Brunello di Montalcino Docg Riserva 2012

Si tratta dell’ultima Riserva vendemmiata dal “dottore” Franco Biondi Santi, uscita dall’azienda con un anno di più di affinamento, una scelta ponderata visto lo stile austero del vino, subito premiato comunque con i 100/100 da Wine Enthusiast.

Un vino che al naso si presenta elegante, con sentori di spezie, cipria e gesso, fino ad arrivare poi al frutto, richiamando note vegetali importanti, infine liquirizia. In bocca davvero netto e verticale, lungo e persistente.

 

Brunello di Montalcino Docg Riserva 2010

Un vino che è non solo è austero ma in una fase cupa, intensa, quasi impenetrabile. Al naso emergono le note verdi insieme a sentori ematici e al bastone di liquirizia, mentre non manca la frutta sia rossa sia nera. Al palato ha una bella stoffa, ottima l’acidità ma in perfetto equilibrio con il resto.

 

Brunello di Montalcino Docg Riserva 2007

A dispetto dell’età, di certo non il più “anziano”, sembra quello meno brillante della batteria.
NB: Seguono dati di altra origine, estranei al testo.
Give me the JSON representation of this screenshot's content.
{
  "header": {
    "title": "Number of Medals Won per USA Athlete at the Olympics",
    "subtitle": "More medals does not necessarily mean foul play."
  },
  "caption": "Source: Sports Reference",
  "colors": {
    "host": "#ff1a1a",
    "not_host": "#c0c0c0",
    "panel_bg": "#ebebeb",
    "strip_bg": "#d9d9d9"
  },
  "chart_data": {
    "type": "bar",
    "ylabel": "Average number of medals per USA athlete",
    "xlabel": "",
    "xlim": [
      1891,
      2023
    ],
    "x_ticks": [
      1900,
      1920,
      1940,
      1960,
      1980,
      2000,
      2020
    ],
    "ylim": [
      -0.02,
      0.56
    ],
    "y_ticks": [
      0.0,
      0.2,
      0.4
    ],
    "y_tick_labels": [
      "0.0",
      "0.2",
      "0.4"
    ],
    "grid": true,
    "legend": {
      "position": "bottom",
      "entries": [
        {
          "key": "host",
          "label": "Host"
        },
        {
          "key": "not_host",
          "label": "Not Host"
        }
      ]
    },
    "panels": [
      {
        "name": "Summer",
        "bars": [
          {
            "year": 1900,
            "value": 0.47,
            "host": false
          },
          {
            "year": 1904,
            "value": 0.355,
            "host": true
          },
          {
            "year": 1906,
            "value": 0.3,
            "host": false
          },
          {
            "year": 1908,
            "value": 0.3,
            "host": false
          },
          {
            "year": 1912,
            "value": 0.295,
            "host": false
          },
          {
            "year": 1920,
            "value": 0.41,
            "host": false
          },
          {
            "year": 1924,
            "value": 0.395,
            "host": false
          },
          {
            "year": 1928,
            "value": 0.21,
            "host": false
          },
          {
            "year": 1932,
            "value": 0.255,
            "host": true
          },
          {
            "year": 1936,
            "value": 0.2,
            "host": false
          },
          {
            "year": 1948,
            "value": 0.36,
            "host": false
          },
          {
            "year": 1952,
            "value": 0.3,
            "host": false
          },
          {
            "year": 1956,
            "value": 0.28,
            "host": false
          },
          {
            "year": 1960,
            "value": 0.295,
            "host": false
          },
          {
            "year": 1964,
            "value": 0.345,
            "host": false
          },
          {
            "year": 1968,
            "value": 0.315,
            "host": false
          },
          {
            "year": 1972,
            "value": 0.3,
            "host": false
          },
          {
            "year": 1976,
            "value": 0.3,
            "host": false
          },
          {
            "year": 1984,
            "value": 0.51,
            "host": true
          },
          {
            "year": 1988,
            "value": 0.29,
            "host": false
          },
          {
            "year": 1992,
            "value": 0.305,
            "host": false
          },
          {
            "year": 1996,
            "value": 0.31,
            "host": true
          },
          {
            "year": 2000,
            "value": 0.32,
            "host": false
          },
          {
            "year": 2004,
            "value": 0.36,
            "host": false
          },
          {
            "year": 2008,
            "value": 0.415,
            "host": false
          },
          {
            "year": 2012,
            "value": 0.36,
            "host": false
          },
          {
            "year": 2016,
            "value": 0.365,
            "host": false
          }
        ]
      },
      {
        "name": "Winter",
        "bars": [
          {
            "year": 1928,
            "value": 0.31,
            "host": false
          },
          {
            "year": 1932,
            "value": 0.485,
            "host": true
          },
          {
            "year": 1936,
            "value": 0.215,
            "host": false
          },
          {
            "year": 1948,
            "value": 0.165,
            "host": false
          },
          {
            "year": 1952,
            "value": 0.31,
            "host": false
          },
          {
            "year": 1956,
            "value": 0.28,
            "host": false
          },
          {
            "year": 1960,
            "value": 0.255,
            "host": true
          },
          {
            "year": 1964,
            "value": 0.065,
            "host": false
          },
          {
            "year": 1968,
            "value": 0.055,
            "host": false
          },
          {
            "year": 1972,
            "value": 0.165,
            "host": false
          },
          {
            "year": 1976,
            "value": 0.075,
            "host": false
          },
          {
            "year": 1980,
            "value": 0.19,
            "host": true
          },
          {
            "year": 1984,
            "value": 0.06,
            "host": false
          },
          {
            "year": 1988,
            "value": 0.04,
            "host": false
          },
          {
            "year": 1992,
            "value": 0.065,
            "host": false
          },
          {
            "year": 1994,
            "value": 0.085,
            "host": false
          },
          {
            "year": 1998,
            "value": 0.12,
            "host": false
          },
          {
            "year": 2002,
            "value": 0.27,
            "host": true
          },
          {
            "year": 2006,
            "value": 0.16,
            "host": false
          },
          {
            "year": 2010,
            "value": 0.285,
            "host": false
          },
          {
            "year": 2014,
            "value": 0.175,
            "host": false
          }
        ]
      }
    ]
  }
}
Intendiamoci, un bel vino, al naso è fruttato ed emergono in sequenza frutti di bosco, note balsamiche e gessose mentre in bocca c’è spessore e persistenza, in una beva ampia ed elegante.

 

Brunello di Montalcino Docg Riserva 1998

Splendido, davvero un grande vino. Al naso spicca la ciliegia matura, poi arrivano le note vegetali e speziate, ritorna come nelle altre annate la cipria e fanno capolino accenni balsamici. In bocca è assolutamente perfetto, lungo ed elegante.

 

Brunello di Montalcino Docg Riserva 1983

Andando indietro con gli anni diminuiscono i descrittori, ma non si tratta di mancanze nel vino, solo di maggiore precisione. Questo quasi quarantenne ha un colore netto, bello e luminoso, solo l’unghia comincia a virare verso il granato. Al naso i terziari sono lunghi, ritorna la nota di cipria in un effluvio elegante. Al palato eleganza e finezza, con una salivazione persistente.

 

Brunello di Montalcino Docg Riserva 1975

Ed eccoci al vino che è stato definito uno dei migliori degli ultimi 100 anni. Nel bicchiere si presenta con un colore vivo dal quale emerge un accenno granato solo sull’unghia. Per le sensazioni olfattive non trovo parole, mi viene solo da dire “spaziale”. Nel senso di elevatissimo e allo stesso tempo raro. Si sente il frutto sotto alcune note più cupe e mature, poi arriva la nota balsamica insieme a tanto altro. Anche in bocca la freschezza è immediata, ricorda la caramella balsamica, è vivace, elegante ed equilibrato, sapido, con acidità perfetta… Insomma mai e poi mai diresti che è un vino di 45 anni, eppure capisci che hai di fronte qualcosa di ricco e coinvolgente come solo un grande invecchiamento sa offrire.

 

 

L’AZIENDA

Date le premesse do per scontato che nessuno si aspetti la storia di quella che è a tutti gli effetti un’istituzione non solo in Italia, ma nel mondo. Nel tempo della degustazione ho avuto modo però di fare una chiacchierata con Giampiero Bertolini, amministratore delegato della Biondi Santi da fine 2018, che ha tracciato un quadro molto interessante delle novità che l’azienda ha messo in campo. Espressione non usata a caso visto che la prima e forse la più importante riguarda proprio le vigne, con un grande lavoro di parcellizzazione della tenuta in collaborazione con il famoso agronomo e geologo cileno Pedro Parra. Un progetto lungo tre anni avviato con la scannerizzazione dei vigneti tramite ben 33 scavi, analizzati poi singolarmente. Su indicazioni di Parra sono state già individuate 12 parcelle che saranno studiate nelle prossime vendemmie con delle microvinificazioni. Passaggio fondamentale all’interno di uno sforzo importante voluto dalla nuova proprietà, il gruppo francese Epi guidato dalla famiglia Descours, con investimenti sulla parte produttiva a cominciare dal rinnovo dei vigneti con un espianto graduale iniziato nel 2017, per concludersi probabilmente nel 2023, eliminando così piante virosate o ormai non più qualitativamente interessanti, pur mantenendo quelle più vecchie risalenti al 1930. Un approccio razionale ma che vuole mantenere la coerenza con il passato, senza interferire con lo stile Biondi Santi si cercherà di essere più precisi sulla qualità. In un’ottica di espansione è stata anche acquistata una nuova tenuta in zona San Polo di 6,6 ettari, tutti a Brunello di Montalcino. Stessa altitudine e stessa esposizione a sud-est del Greppo, un acquisto perfezionato a metà 2019 dopo aver esaminato 23 dossier diversi e aver visitato 12 tenute, che ha portato così a 33 ettari il totale vitato aziendale.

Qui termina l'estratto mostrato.